Greek: basilikos, royal
An oblong building with an apse at one end and lighted from above. It was usually rectangular with a width not greater than one-half nor less than one-third, its length, divided by rows of columns into a central nave and a surrounding lower, narrower aisle or ambulatory. The upper part of the nave (clerestory) was lighted by a row of arched window over the roofs of the adjoining aisles, and similar windows lighted the aisles. Basilicas were the first pagan edifices to be converted into Christian churches, being best adapted for Christian worship. The altar was placed within or before the apse, and arches from nave, aisles, and apse opened into the transept, a cross hall of the same height as the nave interposed between nave and apse for practical purposes and for the symbolism of the cross. At the entrance end opposite the apse was the narthex, a portico beyond which neophytes were not at first admitted. As the priest was supposed always to face the east, basilicas were built with the entrance facade toward the east when he faced the congregation and toward the west when it became customary for him to turn his back to them.

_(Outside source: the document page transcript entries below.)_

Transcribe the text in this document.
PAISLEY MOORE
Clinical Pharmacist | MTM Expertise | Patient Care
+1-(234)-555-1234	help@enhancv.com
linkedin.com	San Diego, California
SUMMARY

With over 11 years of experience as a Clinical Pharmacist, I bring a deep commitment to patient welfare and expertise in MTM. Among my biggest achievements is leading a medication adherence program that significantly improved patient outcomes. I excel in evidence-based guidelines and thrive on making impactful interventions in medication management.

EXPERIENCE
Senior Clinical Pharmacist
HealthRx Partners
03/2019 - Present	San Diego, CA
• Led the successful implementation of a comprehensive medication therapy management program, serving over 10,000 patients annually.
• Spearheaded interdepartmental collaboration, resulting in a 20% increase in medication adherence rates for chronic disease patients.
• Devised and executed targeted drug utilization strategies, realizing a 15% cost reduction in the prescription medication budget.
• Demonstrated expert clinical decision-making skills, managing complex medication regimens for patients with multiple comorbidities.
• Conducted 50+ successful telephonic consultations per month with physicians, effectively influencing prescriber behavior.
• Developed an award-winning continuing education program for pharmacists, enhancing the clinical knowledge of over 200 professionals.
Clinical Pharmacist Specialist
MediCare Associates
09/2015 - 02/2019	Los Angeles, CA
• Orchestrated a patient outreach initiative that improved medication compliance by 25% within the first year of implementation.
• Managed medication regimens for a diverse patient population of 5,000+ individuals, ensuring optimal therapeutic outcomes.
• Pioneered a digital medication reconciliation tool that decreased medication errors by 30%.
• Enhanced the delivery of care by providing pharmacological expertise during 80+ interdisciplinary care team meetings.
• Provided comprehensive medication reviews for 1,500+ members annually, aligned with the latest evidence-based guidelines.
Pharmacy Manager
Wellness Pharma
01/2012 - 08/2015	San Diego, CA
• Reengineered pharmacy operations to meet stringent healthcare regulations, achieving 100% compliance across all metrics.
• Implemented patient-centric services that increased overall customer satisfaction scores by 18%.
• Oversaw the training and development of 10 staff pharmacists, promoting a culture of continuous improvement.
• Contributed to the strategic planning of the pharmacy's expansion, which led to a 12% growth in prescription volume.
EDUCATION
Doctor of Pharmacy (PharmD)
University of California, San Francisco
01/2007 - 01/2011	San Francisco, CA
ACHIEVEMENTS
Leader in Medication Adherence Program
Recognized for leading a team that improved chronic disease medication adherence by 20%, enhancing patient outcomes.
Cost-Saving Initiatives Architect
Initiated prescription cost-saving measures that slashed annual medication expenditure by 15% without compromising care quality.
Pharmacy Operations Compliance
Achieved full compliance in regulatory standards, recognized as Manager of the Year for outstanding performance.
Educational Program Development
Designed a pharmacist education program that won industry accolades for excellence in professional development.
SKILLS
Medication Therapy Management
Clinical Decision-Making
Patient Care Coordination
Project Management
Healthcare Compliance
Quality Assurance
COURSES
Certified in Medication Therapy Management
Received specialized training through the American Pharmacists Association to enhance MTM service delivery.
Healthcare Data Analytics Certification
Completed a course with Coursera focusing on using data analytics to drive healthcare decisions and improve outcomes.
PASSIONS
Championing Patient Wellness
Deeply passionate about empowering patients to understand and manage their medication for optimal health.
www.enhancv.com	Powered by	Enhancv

The title of basilica is now given by the pope to privileged churches remarkable for antiquity or historical associations. They are either major (patriarchal) or minor, privileged with the right of precedence as churches, special insignia, and a college of clergy entitled to the rochet and cappa. Among the most notable are those of Saint Peter, Saint John Lateran, and Saint Mary Major, Rome, and Saint Francis Assisi.